Sangetsu Corporation
Supplementary Explanatory Material for Q3 Financial Results for the Fiscal Year Ending March 2026
For the cumulative Q3 of the fiscal year ending March 2026, Sangetsu Corporation achieved net sales of 151.4 billion yen (2.8% YoY increase), operating income of 13.6 billion yen (7.7% YoY increase), and quarterly net income attributable to owners of parent of 10.18 billion yen (15.8% YoY increase), marking profit growth.
Key Figures
- Net Sales: 151.4 billion yen (2.8% YoY increase)
- Operating Income: 13.6 billion yen (7.7% YoY increase)
- Quarterly Net Income Attributable to Owners of Parent: 10.18 billion yen (15.8% YoY increase)
AI要約
Performance Overview
For the cumulative Q3 of the fiscal year ending March 2026, consolidated results show net sales of 151.4 billion yen (2.8% YoY increase), operating income of 13.6 billion yen (7.7% YoY increase), and quarterly net income attributable to owners of parent of 10.18 billion yen (15.8% YoY increase), achieving profit growth. Improved performance of domestic and overseas group companies and strict control of selling, general and administrative expenses contributed to maintaining operating income at about the same level as the previous year. The Domestic Interior segment saw a decline in sales volume due to sluggish new housing market and price revisions, but maintained profit growth through increased sales of high value-added products and expanded earnings of group companies. The Domestic Exterior segment achieved higher sales and profits supported by price increases and new development initiatives. The Overseas segment improved profitability due to expanded market share and increased sales of high-margin products in North America.
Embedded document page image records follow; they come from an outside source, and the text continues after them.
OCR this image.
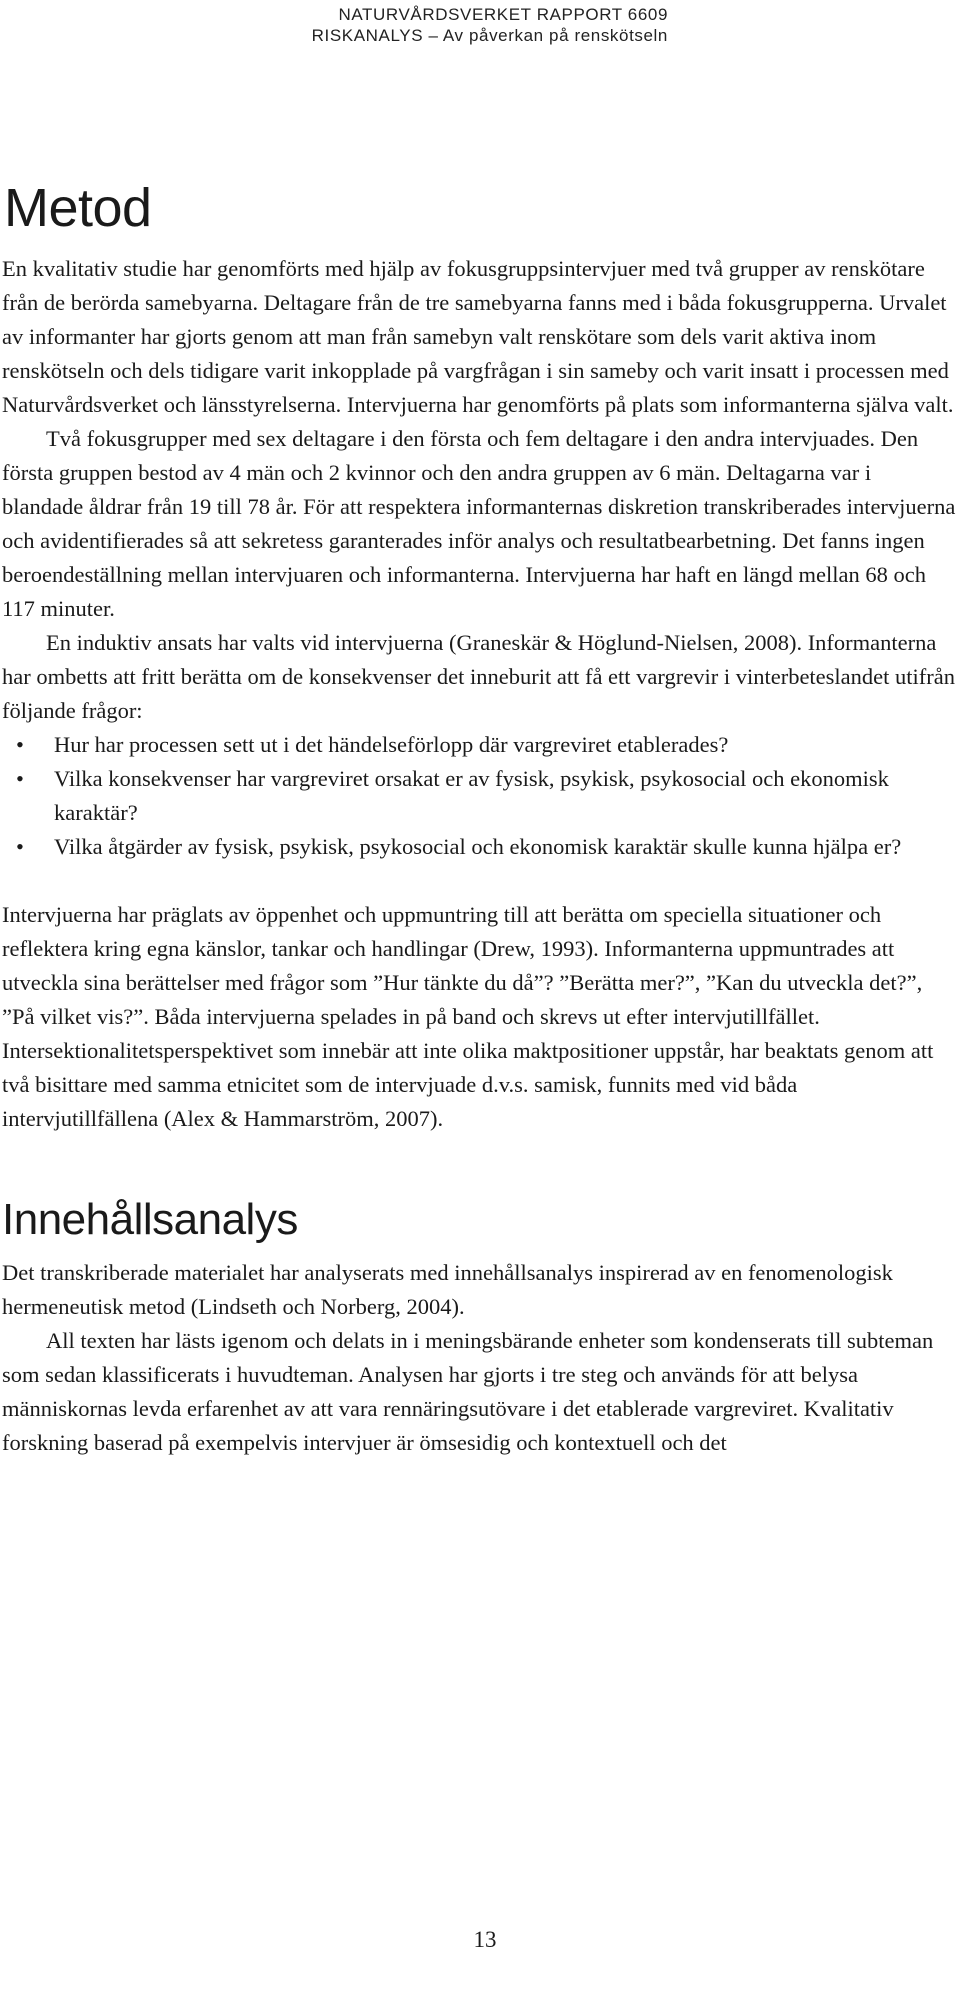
NATURVÅRDSVERKET RAPPORT 6609
RISKANALYS – Av påverkan på renskötseln
Metod

En kvalitativ studie har genomförts med hjälp av fokusgruppsintervjuer med två grupper av renskötare från de berörda samebyarna. Deltagare från de tre samebyarna fanns med i båda fokusgrupperna. Urvalet av informanter har gjorts genom att man från samebyn valt renskötare som dels varit aktiva inom renskötseln och dels tidigare varit inkopplade på vargfrågan i sin sameby och varit insatt i processen med Naturvårdsverket och länsstyrelserna. Intervjuerna har genomförts på plats som informanterna själva valt.

Två fokusgrupper med sex deltagare i den första och fem deltagare i den andra intervjuades. Den första gruppen bestod av 4 män och 2 kvinnor och den andra gruppen av 6 män. Deltagarna var i blandade åldrar från 19 till 78 år. För att respektera informanternas diskretion transkriberades intervjuerna och avidentifierades så att sekretess garanterades inför analys och resultatbearbetning. Det fanns ingen beroendeställning mellan intervjuaren och informanterna. Intervjuerna har haft en längd mellan 68 och 117 minuter.

En induktiv ansats har valts vid intervjuerna (Graneskär & Höglund-Nielsen, 2008). Informanterna har ombetts att fritt berätta om de konsekvenser det inneburit att få ett vargrevir i vinterbeteslandet utifrån följande frågor:

• Hur har processen sett ut i det händelseförlopp där vargreviret etablerades?
• Vilka konsekvenser har vargreviret orsakat er av fysisk, psykisk, psykosocial och ekonomisk karaktär?
• Vilka åtgärder av fysisk, psykisk, psykosocial och ekonomisk karaktär skulle kunna hjälpa er?

Intervjuerna har präglats av öppenhet och uppmuntring till att berätta om speciella situationer och reflektera kring egna känslor, tankar och handlingar (Drew, 1993). Informanterna uppmuntrades att utveckla sina berättelser med frågor som ”Hur tänkte du då”? ”Berätta mer?”, ”Kan du utveckla det?”, ”På vilket vis?”. Båda intervjuerna spelades in på band och skrevs ut efter intervjutillfället. Intersektionalitetsperspektivet som innebär att inte olika maktpositioner uppstår, har beaktats genom att två bisittare med samma etnicitet som de intervjuade d.v.s. samisk, funnits med vid båda intervjutillfällena (Alex & Hammarström, 2007).

Innehållsanalys

Det transkriberade materialet har analyserats med innehållsanalys inspirerad av en fenomenologisk hermeneutisk metod (Lindseth och Norberg, 2004).

All texten har lästs igenom och delats in i meningsbärande enheter som kondenserats till subteman som sedan klassificerats i huvudteman. Analysen har gjorts i tre steg och används för att belysa människornas levda erfarenhet av att vara rennäringsutövare i det etablerade vargreviret. Kvalitativ forskning baserad på exempelvis intervjuer är ömsesidig och kontextuell och det

13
In Southeast Asia, structural reforms led to a turnaround to profitability, but operating losses continued due to rising costs in design and construction businesses. China and Hong Kong saw a reduced deficit.
Outlook and Dividend
Although profits are generally progressing in line with expectations for the full year, the company will monitor the continuing stagnation in demand for the domestic new housing market and at present maintains the full-year forecast unchanged. The company aims to achieve the full-year plan by optimizing the sales portfolio including high value-added products, controlling selling, general and administrative expenses, and strengthening consolidated management. The dividend forecast is 155.0 yen per share annually (interim 77.5 yen, year-end 77.5 yen), marking the 12th consecutive year of dividend increases.